I’m also worried because nearly every acquisition I have ever seen tends to follow the same chain of events:

  1. Acquisition is announced
  2. Company being acquired announces it’s business as usual and that nothing will change regarding its product/service.
  3. Company doing acquiring announces how excited they are to be “working together”
  4. Cultures clash. Acquiring company makes some changes
  5. Original founders and executives of acquired company leave to form a new start-up
  6. Acquired company becomes a shell of its former self

In this blog post written today, Mr. Koum (WhatsApp co-founder) said the deal will give WhatsApp the flexibility to grow and expand without compromising the company’s principles. Here’s a specific quote:

“WhatsApp will remain autonomous and operate independently. You can continue to enjoy the service for a nominal fee. You can continue to use WhatsApp no matter where in the world you are, or what smartphone you’re using. And you can still count on absolutely no ads interrupting your communication. There would have been no partnership between our two companies if we had to compromise on the core principles that will always define our company, our vision and our product.”

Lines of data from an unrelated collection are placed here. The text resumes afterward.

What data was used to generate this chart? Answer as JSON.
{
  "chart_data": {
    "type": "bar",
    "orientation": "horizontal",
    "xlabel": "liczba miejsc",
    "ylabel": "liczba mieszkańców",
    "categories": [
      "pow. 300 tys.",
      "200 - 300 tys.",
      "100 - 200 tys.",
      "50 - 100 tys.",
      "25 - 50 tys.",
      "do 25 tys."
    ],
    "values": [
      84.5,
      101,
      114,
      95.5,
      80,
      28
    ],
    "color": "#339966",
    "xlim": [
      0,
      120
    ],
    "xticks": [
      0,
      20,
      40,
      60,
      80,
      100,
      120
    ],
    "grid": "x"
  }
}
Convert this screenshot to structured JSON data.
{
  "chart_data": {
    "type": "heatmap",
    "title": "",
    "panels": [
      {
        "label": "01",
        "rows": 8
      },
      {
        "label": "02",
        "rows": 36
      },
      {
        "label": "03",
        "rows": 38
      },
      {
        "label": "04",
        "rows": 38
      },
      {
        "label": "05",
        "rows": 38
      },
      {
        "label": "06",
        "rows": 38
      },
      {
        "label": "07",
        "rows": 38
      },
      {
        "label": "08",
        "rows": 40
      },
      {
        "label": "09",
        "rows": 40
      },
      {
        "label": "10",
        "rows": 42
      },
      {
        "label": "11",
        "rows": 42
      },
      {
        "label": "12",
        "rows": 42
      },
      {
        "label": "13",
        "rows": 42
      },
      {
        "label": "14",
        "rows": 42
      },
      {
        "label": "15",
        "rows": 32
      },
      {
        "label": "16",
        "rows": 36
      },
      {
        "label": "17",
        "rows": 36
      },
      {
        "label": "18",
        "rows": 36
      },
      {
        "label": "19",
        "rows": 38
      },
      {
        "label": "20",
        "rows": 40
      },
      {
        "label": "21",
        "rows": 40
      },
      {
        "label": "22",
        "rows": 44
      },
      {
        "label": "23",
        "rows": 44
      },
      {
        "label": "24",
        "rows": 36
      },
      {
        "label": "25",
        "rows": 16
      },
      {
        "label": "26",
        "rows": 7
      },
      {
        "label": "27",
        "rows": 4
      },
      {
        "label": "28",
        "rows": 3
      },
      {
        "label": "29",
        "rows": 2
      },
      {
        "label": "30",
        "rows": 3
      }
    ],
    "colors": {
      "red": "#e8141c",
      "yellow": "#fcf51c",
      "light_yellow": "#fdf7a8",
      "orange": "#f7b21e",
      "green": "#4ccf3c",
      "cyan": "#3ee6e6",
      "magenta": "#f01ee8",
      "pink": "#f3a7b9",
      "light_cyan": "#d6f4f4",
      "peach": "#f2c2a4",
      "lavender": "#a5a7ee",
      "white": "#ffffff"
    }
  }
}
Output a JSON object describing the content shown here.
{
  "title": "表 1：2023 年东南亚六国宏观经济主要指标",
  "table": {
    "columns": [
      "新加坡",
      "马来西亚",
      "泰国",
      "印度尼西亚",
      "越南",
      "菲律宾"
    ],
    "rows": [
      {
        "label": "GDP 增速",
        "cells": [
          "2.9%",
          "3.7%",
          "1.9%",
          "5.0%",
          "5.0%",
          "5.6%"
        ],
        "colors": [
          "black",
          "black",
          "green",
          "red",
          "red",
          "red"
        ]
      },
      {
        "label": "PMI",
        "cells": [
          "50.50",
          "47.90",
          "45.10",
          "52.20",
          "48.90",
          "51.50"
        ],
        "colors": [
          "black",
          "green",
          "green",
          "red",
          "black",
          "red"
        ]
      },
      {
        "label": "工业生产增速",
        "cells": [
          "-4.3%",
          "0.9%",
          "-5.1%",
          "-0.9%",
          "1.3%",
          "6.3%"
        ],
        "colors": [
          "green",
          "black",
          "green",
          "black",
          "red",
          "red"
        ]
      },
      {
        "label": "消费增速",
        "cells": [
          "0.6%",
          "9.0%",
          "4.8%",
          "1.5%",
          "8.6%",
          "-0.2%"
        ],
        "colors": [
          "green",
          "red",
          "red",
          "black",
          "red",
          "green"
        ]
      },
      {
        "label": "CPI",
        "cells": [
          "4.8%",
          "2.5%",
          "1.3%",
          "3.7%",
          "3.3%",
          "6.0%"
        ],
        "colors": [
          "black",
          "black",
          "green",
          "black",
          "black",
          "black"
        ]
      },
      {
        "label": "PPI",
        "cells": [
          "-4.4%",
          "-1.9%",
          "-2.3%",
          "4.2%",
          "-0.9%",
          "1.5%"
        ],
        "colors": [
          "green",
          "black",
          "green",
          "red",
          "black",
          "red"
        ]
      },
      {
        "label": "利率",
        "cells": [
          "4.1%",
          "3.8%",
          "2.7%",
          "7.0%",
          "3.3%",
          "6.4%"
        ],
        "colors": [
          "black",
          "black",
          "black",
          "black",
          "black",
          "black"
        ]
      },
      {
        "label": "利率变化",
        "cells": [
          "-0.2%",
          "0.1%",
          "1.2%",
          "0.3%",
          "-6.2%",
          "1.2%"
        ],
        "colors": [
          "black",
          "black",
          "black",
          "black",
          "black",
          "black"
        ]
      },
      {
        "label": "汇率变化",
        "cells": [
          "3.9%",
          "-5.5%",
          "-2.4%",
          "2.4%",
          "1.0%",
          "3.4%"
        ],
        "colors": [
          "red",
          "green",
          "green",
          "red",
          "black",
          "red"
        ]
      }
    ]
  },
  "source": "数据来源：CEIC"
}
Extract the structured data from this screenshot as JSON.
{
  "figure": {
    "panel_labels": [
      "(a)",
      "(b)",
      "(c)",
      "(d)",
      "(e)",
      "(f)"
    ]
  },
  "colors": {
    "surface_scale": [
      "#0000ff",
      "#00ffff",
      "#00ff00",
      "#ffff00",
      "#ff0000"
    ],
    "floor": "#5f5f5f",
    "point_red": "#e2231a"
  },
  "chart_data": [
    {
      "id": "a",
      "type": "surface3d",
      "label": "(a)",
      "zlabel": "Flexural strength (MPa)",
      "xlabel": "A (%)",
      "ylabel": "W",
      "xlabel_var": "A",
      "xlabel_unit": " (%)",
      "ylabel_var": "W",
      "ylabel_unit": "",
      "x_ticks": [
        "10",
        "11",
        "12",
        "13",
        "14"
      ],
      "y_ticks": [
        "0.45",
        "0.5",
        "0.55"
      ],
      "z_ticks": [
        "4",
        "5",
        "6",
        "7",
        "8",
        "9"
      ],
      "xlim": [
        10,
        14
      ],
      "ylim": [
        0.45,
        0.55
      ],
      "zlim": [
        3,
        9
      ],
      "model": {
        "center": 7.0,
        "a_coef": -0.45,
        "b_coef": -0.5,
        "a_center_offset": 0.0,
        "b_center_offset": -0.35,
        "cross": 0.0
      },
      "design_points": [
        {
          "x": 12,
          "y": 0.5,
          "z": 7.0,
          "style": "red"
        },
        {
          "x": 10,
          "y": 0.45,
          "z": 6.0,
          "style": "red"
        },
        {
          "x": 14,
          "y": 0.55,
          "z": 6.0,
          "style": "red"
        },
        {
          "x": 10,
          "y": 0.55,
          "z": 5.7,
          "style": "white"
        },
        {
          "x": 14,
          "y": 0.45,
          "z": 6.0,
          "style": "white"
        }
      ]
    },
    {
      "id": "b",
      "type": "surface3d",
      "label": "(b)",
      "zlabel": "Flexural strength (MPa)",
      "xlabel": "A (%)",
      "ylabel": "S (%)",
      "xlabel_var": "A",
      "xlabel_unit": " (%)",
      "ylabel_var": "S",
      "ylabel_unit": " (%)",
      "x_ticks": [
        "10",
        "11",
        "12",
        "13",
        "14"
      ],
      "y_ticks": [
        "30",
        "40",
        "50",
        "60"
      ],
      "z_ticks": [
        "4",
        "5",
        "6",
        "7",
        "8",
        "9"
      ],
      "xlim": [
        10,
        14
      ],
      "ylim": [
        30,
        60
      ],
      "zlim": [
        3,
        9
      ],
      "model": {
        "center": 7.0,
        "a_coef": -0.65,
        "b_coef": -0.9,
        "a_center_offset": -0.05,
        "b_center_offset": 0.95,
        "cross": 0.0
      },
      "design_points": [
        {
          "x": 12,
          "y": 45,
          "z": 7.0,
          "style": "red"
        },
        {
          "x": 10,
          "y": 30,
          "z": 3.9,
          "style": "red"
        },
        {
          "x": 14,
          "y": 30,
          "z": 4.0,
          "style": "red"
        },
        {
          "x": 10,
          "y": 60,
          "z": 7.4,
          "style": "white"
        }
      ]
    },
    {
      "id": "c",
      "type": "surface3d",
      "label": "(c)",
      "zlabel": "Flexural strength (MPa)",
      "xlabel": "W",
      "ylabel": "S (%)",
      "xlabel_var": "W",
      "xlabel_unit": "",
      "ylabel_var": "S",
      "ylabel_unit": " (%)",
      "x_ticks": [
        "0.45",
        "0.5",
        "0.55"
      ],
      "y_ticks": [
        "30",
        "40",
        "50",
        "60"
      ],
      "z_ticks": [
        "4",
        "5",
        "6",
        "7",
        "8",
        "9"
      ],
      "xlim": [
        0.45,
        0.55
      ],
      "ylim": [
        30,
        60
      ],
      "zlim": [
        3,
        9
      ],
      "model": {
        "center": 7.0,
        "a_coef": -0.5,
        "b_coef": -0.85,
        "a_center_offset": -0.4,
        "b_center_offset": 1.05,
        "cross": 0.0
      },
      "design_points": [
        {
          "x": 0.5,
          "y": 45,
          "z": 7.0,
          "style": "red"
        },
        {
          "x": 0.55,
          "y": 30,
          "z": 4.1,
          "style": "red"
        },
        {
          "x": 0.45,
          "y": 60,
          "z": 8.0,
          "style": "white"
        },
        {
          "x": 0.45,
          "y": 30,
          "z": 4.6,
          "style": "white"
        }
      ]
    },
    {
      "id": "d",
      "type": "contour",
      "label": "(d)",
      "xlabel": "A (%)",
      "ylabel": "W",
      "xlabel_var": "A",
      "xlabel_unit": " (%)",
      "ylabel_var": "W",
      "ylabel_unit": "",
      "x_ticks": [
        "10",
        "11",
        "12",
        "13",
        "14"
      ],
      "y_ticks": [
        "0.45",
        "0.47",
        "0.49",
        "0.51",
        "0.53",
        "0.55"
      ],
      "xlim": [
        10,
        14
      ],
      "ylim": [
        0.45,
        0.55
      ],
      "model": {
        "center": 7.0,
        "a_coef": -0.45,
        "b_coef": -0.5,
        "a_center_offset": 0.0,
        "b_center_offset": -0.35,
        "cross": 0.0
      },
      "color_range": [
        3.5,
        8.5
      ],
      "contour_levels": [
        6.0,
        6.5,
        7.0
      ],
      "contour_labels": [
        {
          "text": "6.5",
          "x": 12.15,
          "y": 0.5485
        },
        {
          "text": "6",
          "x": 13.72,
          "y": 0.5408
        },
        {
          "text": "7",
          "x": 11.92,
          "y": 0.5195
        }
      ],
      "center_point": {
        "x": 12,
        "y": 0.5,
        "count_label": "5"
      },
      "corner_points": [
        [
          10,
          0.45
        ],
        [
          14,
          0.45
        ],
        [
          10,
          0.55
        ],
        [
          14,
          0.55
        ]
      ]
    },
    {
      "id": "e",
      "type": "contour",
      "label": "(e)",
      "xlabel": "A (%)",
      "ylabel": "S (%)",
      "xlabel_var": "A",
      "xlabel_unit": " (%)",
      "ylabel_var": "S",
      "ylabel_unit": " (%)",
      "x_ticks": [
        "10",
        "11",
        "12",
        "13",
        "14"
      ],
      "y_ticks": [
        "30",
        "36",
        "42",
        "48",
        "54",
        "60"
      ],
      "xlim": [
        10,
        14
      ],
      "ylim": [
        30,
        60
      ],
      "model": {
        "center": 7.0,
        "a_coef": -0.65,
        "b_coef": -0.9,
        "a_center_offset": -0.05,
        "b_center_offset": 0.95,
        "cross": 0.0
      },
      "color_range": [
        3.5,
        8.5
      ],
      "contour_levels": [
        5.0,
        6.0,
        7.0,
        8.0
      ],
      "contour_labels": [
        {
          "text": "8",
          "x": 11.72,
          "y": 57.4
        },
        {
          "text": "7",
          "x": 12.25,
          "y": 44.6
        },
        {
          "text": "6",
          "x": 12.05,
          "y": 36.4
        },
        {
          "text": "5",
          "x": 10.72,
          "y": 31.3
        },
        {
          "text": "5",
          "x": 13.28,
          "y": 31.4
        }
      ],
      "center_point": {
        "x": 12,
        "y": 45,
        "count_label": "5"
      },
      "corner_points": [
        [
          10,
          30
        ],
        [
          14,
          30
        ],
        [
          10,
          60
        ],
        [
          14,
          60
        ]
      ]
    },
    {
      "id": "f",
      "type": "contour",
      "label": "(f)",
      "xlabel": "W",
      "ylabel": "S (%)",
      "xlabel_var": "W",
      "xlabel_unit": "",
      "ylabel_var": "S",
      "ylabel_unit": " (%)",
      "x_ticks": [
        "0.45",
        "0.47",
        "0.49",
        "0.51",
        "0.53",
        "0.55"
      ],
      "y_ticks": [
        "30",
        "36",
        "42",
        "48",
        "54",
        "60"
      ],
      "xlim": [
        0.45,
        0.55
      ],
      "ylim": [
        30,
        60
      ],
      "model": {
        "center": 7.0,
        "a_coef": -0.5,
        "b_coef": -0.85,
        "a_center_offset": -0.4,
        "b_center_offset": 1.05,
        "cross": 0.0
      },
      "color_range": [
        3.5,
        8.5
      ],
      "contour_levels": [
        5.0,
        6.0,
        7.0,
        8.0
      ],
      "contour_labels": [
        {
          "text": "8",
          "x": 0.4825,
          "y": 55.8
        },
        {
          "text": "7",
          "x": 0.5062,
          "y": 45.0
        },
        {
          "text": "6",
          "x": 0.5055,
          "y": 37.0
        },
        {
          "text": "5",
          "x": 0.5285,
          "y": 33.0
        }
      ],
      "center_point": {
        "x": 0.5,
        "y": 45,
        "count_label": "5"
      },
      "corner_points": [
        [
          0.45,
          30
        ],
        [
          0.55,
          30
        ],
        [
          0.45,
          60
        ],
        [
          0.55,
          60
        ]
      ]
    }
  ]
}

I fully believe that he means what he is saying, however keep in mind that it is no longer up to him to maintain that promise. That is something Mr Koum and Mr. Acton gave up today by signing the papers.

I look forward to using their next product in a few years once they leave Facebook. In the mean time, I will continue to use WhatsApp so long as it continues to give me value and so long as my friends and family are on there. As for worrying about data mining, I decided long ago to assume that everything I share digitally, even on so-called “private” networks, will one day be public. This gives me peace of mind, but likely terrifies others.